実装的には、ニュースの個別記事にアクセスがあった場合に、 その記事に対するユニークなアクセスだったのかを確認し、 新規アクセスだったならばログテーブルに保存するという処理をしていた。 毎アクセスごとにデータを保存するという ありえない処理なのは間違いないのだけど、 サーバースペック的に余裕だろうと思ってこんな実装にしてしまったのが失敗だった。

munin

MySQL の処理が遅延しまくりなあり得ない状況。

このログテーブルは、定期的に削除しているものの、数十万~数百万くらいのデータ容量になった。 ここからソートを行ない人気記事TOP5を集計するという処理が24時間に1回行なわれいた。 この処理が実行されると結果がキャッシュされ、 以降はそのキャッシュデータを利用して表示する仕組みだったのだけど、 タイミング的に多数のアクセスが集中して同時アクセス数が多くなり、 結果としてクエリーを処理する事が出来無くて数時間に渡る表示遅延になってしまった。

そもそも、各アクセスに対する記録を MySQL に保存していくのが良くないので、 このアクセス情報の収集と集計処理を一切止めにしたいと思った時に、 Google Analitics からデータを取れたら良いのではないかと思って検索してみたら、 API が提供されていてそちらから取得するように変更してみた。

この処理も3秒くらいの時間がかかるのだけど、 全アクセスを記録して数十万~数百万のログデータに対してソートを行ない ランキングデータを取得するという処理に比べたら相当に軽い処理。

結果として、この処理に置き換えたおかげて毎アクセス毎の アクセスチェックと記録が無くなった他、データ集計処理がいらなくなったので、 MySQL の負荷改善としてはかなりの効果があったと思う。

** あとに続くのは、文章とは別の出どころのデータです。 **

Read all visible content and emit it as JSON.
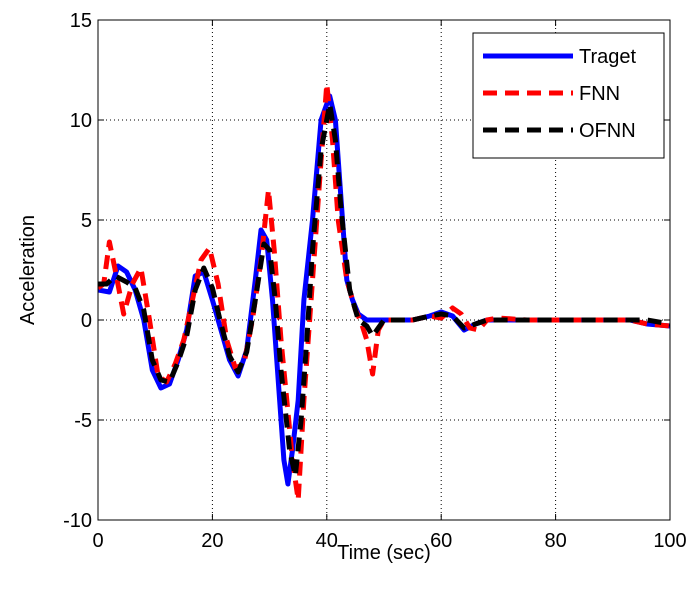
{
  "chart_data": {
    "type": "line",
    "title": "",
    "xlabel": "Time (sec)",
    "ylabel": "Acceleration",
    "xlim": [
      0,
      100
    ],
    "ylim": [
      -10,
      15
    ],
    "x_ticks": [
      0,
      20,
      40,
      60,
      80,
      100
    ],
    "x_tick_labels": [
      "0",
      "20",
      "40",
      "60",
      "80",
      "100"
    ],
    "y_ticks": [
      -10,
      -5,
      0,
      5,
      10,
      15
    ],
    "y_tick_labels": [
      "-10",
      "-5",
      "0",
      "5",
      "10",
      "15"
    ],
    "grid": true,
    "legend": {
      "position": "top-right"
    },
    "series": [
      {
        "name": "Traget",
        "color": "#0000ff",
        "style": "solid",
        "points": [
          [
            0,
            1.5
          ],
          [
            2,
            1.4
          ],
          [
            3.5,
            2.7
          ],
          [
            5,
            2.4
          ],
          [
            6.5,
            1.5
          ],
          [
            8,
            0
          ],
          [
            9.5,
            -2.5
          ],
          [
            11,
            -3.4
          ],
          [
            12.5,
            -3.2
          ],
          [
            14,
            -2
          ],
          [
            15.5,
            -0.5
          ],
          [
            17,
            2.2
          ],
          [
            18.5,
            2.4
          ],
          [
            20,
            1
          ],
          [
            21.5,
            -0.5
          ],
          [
            23,
            -2
          ],
          [
            24.5,
            -2.8
          ],
          [
            26,
            -1.5
          ],
          [
            27.5,
            2
          ],
          [
            28.5,
            4.5
          ],
          [
            29.5,
            4
          ],
          [
            30.5,
            1
          ],
          [
            31.5,
            -3
          ],
          [
            32.5,
            -7
          ],
          [
            33.2,
            -8.2
          ],
          [
            34,
            -6.5
          ],
          [
            35,
            -4
          ],
          [
            36,
            1
          ],
          [
            37.5,
            5
          ],
          [
            39,
            10
          ],
          [
            40.5,
            11.2
          ],
          [
            41.5,
            10
          ],
          [
            42.5,
            6
          ],
          [
            43.5,
            2
          ],
          [
            44.5,
            1
          ],
          [
            45.5,
            0.3
          ],
          [
            47,
            0
          ],
          [
            50,
            0
          ],
          [
            55,
            0
          ],
          [
            58,
            0.2
          ],
          [
            60,
            0.4
          ],
          [
            62,
            0.2
          ],
          [
            64,
            -0.5
          ],
          [
            66,
            -0.2
          ],
          [
            68,
            0
          ],
          [
            75,
            0
          ],
          [
            85,
            0
          ],
          [
            93,
            0
          ],
          [
            96,
            -0.2
          ],
          [
            100,
            -0.3
          ]
        ]
      },
      {
        "name": "FNN",
        "color": "#ff0000",
        "style": "dashed",
        "points": [
          [
            0,
            1.6
          ],
          [
            1,
            1.8
          ],
          [
            2,
            3.9
          ],
          [
            3,
            2.5
          ],
          [
            4.5,
            0.3
          ],
          [
            6,
            1.8
          ],
          [
            7.5,
            2.6
          ],
          [
            9,
            0
          ],
          [
            10.5,
            -2.8
          ],
          [
            12,
            -3.1
          ],
          [
            13.5,
            -2.2
          ],
          [
            15,
            -1
          ],
          [
            16.5,
            1
          ],
          [
            18,
            3
          ],
          [
            19.5,
            3.6
          ],
          [
            21,
            1.8
          ],
          [
            22.5,
            -1
          ],
          [
            24,
            -2.4
          ],
          [
            25.5,
            -2.2
          ],
          [
            27,
            0
          ],
          [
            28.5,
            3
          ],
          [
            29.8,
            6.5
          ],
          [
            30.8,
            3.5
          ],
          [
            32,
            -1
          ],
          [
            33,
            -4
          ],
          [
            34,
            -7
          ],
          [
            35,
            -9
          ],
          [
            36,
            -4
          ],
          [
            37.5,
            2
          ],
          [
            39,
            8
          ],
          [
            40,
            11.8
          ],
          [
            41,
            9
          ],
          [
            42,
            5
          ],
          [
            43.5,
            2
          ],
          [
            45,
            0.5
          ],
          [
            46,
            -0.1
          ],
          [
            47,
            -1
          ],
          [
            48,
            -2.7
          ],
          [
            49,
            -0.5
          ],
          [
            50,
            0
          ],
          [
            55,
            0
          ],
          [
            58,
            0.2
          ],
          [
            60,
            0.1
          ],
          [
            62,
            0.6
          ],
          [
            63.5,
            0.3
          ],
          [
            65,
            -0.4
          ],
          [
            66.5,
            -0.5
          ],
          [
            68,
            0
          ],
          [
            70,
            0.1
          ],
          [
            75,
            0
          ],
          [
            85,
            0
          ],
          [
            93,
            0
          ],
          [
            96,
            -0.2
          ],
          [
            100,
            -0.3
          ]
        ]
      },
      {
        "name": "OFNN",
        "color": "#000000",
        "style": "dashed",
        "points": [
          [
            0,
            1.8
          ],
          [
            1.5,
            1.8
          ],
          [
            3,
            2.2
          ],
          [
            5,
            1.9
          ],
          [
            6.5,
            1.6
          ],
          [
            8,
            0.5
          ],
          [
            9.5,
            -2
          ],
          [
            11,
            -3
          ],
          [
            12.5,
            -3.1
          ],
          [
            14,
            -2.1
          ],
          [
            15.5,
            -0.8
          ],
          [
            17,
            1.5
          ],
          [
            18.5,
            2.6
          ],
          [
            20,
            1.6
          ],
          [
            21.5,
            -0.2
          ],
          [
            23,
            -1.8
          ],
          [
            24.5,
            -2.6
          ],
          [
            26,
            -1.6
          ],
          [
            27.5,
            1
          ],
          [
            29,
            3.8
          ],
          [
            30,
            3.5
          ],
          [
            31,
            1
          ],
          [
            32,
            -2.5
          ],
          [
            33.5,
            -6.5
          ],
          [
            34.5,
            -7.8
          ],
          [
            35.5,
            -5
          ],
          [
            36.5,
            -1
          ],
          [
            37.5,
            3.5
          ],
          [
            39,
            8.5
          ],
          [
            40.5,
            10.8
          ],
          [
            41.5,
            9
          ],
          [
            42.5,
            5.5
          ],
          [
            44,
            1.5
          ],
          [
            45.5,
            0
          ],
          [
            47,
            -0.3
          ],
          [
            48,
            -0.8
          ],
          [
            49,
            -0.4
          ],
          [
            50,
            0
          ],
          [
            55,
            0
          ],
          [
            58,
            0.2
          ],
          [
            60,
            0.3
          ],
          [
            62,
            0.2
          ],
          [
            64,
            -0.4
          ],
          [
            66,
            -0.2
          ],
          [
            68,
            0
          ],
          [
            75,
            0
          ],
          [
            85,
            0
          ],
          [
            93,
            0
          ],
          [
            96,
            0
          ],
          [
            100,
            -0.2
          ]
        ]
      }
    ]
  }
}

あらためてログの記録を見直してみると、この集計がかなりの負荷を発生させていたので、 それなりにマシになるのでは無いだろうか。

3月からいろいろと対策してきた結果、 MySQL に投げているクエリー数はピーク時から 40% くらい削減出来た。

とりあえず、今のところの対策状況はこんな感じ。 他にも負荷が高い所が見つかったら順次対策していく次第。